The location and physical setting of the CAC was also important. The study found that there is a need for a physical space for the CAC to operate effectively. Although the one CAC that was using a virtual model had a strong victim advocate and a robust MDT response, clients and MDT members expressed a preference for a physical, child-friendly location to increase convenience and reduce stress. Since the study concluded, this site has made efforts to be more child-friendly in as many communities as possible, identifying appropriate spaces for interviews, and adding comfortable furniture and décor.

The study found that the role of the victim advocate was a key strength of the CAC model. It was seen as providing the glue to hold the MDT together and supporting clients throughout the process. Caregivers identified the victim advocate as the most important service received by them and their child(ren). Despite variations in the victim advocate’s role, their presence at the CAC is what mattered most.

These findings are in line with best practices identified in the National Children’s Alliance Standards for AccreditationFootnote 30 and the draft national guidelines for CACs in Canada.Footnote 31 The following were also identified as lessons learned:

Overall, the CACs reduce both non-financial and financial hardship for clients. They reduced stress and re-victimization by providing a single, safe, and child-friendly place for victims and their families to receive information and support (for five of the six locations); reducing the number of victim interviews (e.g., by videotaping); providing a single point of contact through the victim advocate who provided emotional support, information, referrals to services, and/or assistance navigating intimidating systems; and in some sites providing emergency cell phones, bus tickets, taxi slips, and/or food vouchers.

The CACs have also addressed many gaps in the system, including access to medical examinations, access to child-friendly environments for forensic interviews and court appearances; the need for increased collaboration between partners that respond to child abuse cases; and provided victims and their families with a single point of contact—the victim advocate—to offer emotional support, information, referrals to services, and/or assistance navigating intimidating systems.
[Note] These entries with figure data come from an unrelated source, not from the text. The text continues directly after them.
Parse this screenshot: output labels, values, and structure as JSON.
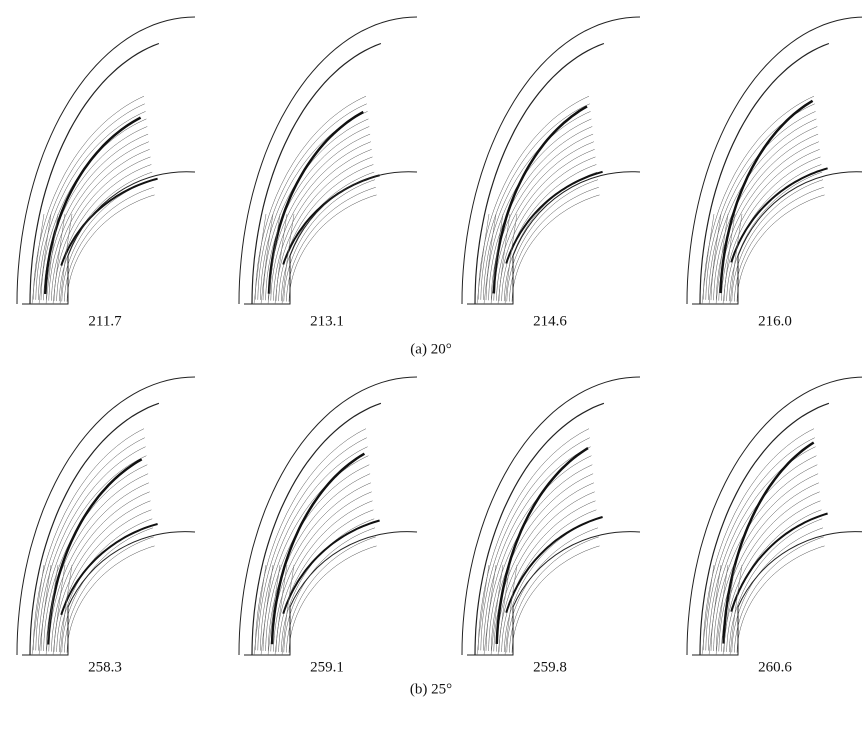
{
  "rows": [
    {
      "caption": "(a)  20°",
      "panels": [
        "211.7",
        "213.1",
        "214.6",
        "216.0"
      ]
    },
    {
      "caption": "(b)  25°",
      "panels": [
        "258.3",
        "259.1",
        "259.8",
        "260.6"
      ]
    }
  ]
}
The study was the first of its kind on CACs in Canada and contributes to what we know and understand about the development and growth of these organizations. As the number of CACs continues to grow in Canada, further research is recommended. Future research could examine Canadian CACs in comparison to non-CAC communities to assess whether CACs lead to faster investigations, fewer interviews, and better client satisfaction, for example. As noted earlier in this report, few studies have assessed whether or not CACs reduce trauma, which is one of the main goals of the model. Future Canadian research could address this research question. Other research could evaluate the effectiveness of different trauma-reducing strategies at CACs, such as the use of therapy dogs and their impact both on MDT partners and on CAC clients.